- The Magazine
Same-sex marriages are set to begin in South Carolina on Thursday barring intervention by the U.S. Supreme Court.
In a Tuesday decision, the 4th Circuit Court of Appeals denied a request by the state to put same-sex marriages in the state on hold.
On Nov. 12, U.S. District Court Judge Richard Mark Gergel found South Carolina laws prohibiting same-sex couples from marrying “unconstitutionally infringe on the rights of Plaintiffs under the Due Process Clause and Equal Protection Clause of the Fourteenth Amendment of the United States Constitution and are invalid as a matter of law.” Although Gergel denied a stay pending appeal due to the unlikelihood that the South Carolina ban will be upheld, he did grant a temporary stay until noon on Nov. 20 to allow South Carolina Attorney General Alan Wilson to petition either the 4th Circuit or the U.S. Supreme Court for a longer stay.
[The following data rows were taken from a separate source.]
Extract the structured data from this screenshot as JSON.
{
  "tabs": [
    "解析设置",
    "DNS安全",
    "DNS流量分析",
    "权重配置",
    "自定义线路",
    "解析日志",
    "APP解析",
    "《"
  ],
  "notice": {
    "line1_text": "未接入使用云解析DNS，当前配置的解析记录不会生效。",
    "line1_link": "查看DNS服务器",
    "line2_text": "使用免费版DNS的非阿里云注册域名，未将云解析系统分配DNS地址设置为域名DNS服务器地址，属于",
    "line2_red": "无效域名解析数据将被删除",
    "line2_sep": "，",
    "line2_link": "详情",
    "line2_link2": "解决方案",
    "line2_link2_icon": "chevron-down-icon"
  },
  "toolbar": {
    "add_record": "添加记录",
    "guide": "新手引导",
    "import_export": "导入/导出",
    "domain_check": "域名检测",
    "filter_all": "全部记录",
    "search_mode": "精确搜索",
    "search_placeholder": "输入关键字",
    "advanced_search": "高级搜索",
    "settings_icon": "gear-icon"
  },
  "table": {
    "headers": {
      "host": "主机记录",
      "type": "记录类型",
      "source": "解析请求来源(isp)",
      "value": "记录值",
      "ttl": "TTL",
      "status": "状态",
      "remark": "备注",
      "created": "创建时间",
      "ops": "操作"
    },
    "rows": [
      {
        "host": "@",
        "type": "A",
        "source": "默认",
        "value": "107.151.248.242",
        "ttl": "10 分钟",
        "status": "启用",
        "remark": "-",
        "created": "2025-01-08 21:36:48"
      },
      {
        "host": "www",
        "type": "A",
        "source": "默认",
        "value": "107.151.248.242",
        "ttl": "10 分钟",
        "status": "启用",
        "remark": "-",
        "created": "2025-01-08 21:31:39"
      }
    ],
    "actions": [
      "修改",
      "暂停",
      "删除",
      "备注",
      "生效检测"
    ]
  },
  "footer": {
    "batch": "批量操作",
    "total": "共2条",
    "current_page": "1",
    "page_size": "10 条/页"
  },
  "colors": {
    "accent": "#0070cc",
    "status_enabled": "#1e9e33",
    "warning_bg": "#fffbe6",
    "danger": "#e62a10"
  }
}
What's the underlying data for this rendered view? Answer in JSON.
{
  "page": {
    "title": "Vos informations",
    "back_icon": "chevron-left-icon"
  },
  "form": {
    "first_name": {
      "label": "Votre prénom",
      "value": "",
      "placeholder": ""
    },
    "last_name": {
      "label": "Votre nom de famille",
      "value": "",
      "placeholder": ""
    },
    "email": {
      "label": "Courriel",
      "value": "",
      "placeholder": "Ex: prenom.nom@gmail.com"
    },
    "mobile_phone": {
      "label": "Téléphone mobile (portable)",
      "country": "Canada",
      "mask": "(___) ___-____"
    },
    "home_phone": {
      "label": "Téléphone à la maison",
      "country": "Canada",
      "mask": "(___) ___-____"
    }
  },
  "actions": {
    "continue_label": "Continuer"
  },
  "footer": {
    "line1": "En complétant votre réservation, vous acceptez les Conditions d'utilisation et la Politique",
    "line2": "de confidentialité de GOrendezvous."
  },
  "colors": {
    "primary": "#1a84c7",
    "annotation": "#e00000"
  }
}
South Carolina is one of the states in a circuit impacted by the U.S. Supreme Court’s decision last month declining to hear arguments in cases challenging same-sex marriage bans in five states — Utah, Oklahoma, Virginia, Indiana and Wisconsin — thus allowing lower court decisions legalizing marriage equality in those states to stand. Because the Supreme Court left intact rulings by the 4th Circuit, 7th Circuit and 10th Circuit Courts of Appeals striking down same-sex marriage bans in those five states, those appeals courts’ decisions applied to six other states in those three circuits: West Virginia, North Carolina, South Carolina, Kansas, Colorado and Wyoming. Although some of those states have been quick to comply, South Carolina has sought to defend the state’s same-sex marriage ban.
The situation mirrors one in Kansas, where the state appealed to the Supreme Court to stay same-sex marriages in that state. On Nov. 12 — the same day a federal judge struck down South Carolina’s same-sex marriage ban — the Supreme Court rejected that stay, allowing same-sex marriages to proceed in the state.